Oracle MICROS Data Breach Compromises Restaurants’ Point-of-Sale Systems

Automated process is convenient and heaven sent, except from some instances that poses risks to those who uses it. Shopping with a credit card is a real time saver. One does not need to go to a bank or to locate an ATM to withdraw. A customer only has to present his card to the cashier, let it be swiped into a terminal, wait for the receipt to come out, sign it, then, voila!

Though buying with a credit card is among the widely used payment system nowadays, it imposes a threat to those who are using it. Hackers can steal credit card information, manufacture a counterfeit card together with the stolen information, and use it to transact without the knowledge of the original owner of the card. When the credit card bill comes a month after, the owner will be greeted with a huge amount of loans and purchases under his name which he never really made, in the first place.

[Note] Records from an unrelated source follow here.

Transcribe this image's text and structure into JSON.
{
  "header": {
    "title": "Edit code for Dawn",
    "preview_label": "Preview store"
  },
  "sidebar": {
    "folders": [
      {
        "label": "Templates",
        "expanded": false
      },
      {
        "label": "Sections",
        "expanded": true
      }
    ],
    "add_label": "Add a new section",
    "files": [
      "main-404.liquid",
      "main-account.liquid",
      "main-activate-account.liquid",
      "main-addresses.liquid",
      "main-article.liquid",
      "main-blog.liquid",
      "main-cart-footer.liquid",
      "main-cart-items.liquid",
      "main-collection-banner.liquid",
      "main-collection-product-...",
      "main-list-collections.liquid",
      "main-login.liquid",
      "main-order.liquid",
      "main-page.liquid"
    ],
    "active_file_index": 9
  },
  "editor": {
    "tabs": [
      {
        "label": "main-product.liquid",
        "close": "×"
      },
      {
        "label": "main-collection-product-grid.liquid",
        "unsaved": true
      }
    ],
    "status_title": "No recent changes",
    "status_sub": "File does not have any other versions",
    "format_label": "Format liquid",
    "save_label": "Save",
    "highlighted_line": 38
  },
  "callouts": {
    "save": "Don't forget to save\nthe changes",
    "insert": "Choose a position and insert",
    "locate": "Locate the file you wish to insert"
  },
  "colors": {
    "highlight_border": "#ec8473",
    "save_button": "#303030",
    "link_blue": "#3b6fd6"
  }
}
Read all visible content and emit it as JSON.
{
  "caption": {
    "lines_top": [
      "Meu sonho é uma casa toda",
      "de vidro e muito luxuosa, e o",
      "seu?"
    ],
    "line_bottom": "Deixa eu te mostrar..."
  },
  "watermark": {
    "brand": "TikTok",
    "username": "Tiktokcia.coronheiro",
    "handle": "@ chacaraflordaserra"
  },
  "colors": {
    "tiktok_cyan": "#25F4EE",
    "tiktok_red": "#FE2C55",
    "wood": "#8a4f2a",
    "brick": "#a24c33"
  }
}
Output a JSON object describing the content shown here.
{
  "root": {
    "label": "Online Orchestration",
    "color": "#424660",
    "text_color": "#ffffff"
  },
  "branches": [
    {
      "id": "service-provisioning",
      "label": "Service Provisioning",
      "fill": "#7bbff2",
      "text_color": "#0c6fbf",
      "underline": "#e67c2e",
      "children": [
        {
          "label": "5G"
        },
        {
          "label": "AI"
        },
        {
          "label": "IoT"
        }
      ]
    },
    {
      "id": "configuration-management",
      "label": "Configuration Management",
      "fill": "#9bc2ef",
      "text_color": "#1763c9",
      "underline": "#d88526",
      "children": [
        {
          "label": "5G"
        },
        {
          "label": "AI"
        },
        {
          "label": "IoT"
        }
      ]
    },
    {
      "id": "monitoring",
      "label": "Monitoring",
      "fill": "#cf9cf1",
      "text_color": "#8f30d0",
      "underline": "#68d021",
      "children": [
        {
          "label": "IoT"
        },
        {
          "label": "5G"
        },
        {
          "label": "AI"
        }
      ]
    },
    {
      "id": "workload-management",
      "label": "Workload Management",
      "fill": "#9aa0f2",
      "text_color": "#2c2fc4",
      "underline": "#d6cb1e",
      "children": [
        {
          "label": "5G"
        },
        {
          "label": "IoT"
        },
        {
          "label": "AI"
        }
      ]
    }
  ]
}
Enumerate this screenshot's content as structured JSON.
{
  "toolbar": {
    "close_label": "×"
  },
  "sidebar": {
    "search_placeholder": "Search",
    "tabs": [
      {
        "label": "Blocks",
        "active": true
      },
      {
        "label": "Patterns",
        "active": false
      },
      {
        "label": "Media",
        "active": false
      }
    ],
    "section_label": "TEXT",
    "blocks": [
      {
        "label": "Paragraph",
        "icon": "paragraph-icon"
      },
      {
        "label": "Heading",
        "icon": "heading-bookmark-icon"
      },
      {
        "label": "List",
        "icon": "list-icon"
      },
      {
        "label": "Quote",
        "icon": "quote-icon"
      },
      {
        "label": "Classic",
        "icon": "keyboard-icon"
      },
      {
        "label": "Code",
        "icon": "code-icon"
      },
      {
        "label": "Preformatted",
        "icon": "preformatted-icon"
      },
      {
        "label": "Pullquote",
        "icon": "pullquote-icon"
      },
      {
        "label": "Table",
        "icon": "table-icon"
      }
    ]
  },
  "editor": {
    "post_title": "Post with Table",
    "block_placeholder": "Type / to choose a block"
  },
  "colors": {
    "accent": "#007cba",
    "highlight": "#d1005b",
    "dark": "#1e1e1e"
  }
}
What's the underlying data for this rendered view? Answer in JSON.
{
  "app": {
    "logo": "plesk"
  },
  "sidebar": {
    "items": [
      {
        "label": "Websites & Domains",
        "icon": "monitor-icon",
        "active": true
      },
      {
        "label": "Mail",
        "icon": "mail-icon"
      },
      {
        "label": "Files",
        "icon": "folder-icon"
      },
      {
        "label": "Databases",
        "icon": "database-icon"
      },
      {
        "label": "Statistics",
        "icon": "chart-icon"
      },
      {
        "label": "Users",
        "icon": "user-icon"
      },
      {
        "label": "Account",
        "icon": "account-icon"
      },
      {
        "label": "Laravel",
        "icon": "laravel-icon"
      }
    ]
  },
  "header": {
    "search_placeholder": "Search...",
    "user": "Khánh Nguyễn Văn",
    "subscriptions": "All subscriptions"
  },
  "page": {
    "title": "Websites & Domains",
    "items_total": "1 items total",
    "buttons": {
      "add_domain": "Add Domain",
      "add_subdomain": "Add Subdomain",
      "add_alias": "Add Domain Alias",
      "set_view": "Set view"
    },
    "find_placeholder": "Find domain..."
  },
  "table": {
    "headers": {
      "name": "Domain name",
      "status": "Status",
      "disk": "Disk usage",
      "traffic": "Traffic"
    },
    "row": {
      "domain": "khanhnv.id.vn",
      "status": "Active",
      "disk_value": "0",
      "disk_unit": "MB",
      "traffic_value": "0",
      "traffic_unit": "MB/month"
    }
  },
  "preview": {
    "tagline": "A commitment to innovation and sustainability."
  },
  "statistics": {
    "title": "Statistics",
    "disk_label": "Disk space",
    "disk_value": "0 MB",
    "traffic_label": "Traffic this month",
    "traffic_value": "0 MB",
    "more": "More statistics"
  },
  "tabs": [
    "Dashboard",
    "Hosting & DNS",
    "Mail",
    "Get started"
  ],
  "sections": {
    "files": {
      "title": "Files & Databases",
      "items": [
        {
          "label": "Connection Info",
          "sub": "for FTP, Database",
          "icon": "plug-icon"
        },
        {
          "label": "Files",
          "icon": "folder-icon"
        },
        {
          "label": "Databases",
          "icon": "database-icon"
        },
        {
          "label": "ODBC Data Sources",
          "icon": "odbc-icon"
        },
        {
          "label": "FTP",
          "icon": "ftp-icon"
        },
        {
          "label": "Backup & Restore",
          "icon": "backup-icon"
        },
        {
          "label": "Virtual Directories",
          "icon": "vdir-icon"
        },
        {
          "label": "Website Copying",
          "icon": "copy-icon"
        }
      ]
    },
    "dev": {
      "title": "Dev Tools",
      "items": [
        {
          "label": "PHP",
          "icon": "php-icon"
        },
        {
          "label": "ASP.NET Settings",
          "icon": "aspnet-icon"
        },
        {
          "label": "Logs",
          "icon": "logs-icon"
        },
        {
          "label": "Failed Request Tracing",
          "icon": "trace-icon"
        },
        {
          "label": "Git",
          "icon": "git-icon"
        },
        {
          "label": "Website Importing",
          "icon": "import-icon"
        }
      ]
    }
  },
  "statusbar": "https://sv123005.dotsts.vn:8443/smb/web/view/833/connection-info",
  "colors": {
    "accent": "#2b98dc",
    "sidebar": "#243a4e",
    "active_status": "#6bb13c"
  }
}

The recent data breach affecting users of MICROS Point-of-Sale (POS) System have triggered credit card company Visa to issue an alert to its customer to explain the kind of malware that attacked Oracle and its customers. Apparently, the attackers targeted the customer support portal of businesses which uses the Oracle MICROS POS systems. These businesses are mainly composed of restaurants from the quick serve and fast casual industries. Most restaurants and retailers are at risk for this particular type of attack through the payment systems they employ.

Visa security alert named indicators of compromise (IOC) that may have been involved in the attack. IOC is a list of suspected IP address, domain names, filenames, and other codes that could show the path from the victim to the instigators of the security breach.

Investigations showed that more than 700 systems were infected by this attack.

Oracle urged its customers to change their passwords on their MICROS accounts.

Oracle MICROS POS system is among the top three POS systems used by more than 200,00 food and beverage outlets, 100,000 plus retails, and 30,000 plus hotels.

These type of data breaches that targets POS systems are not new. They have, in fact, attacked several retails stores in the past where the unsuspecting customers are affected the most. Malwares are installed at the point-of-sale devices, and from there, hackers are able to capture information from credit cards which had contact with those terminals.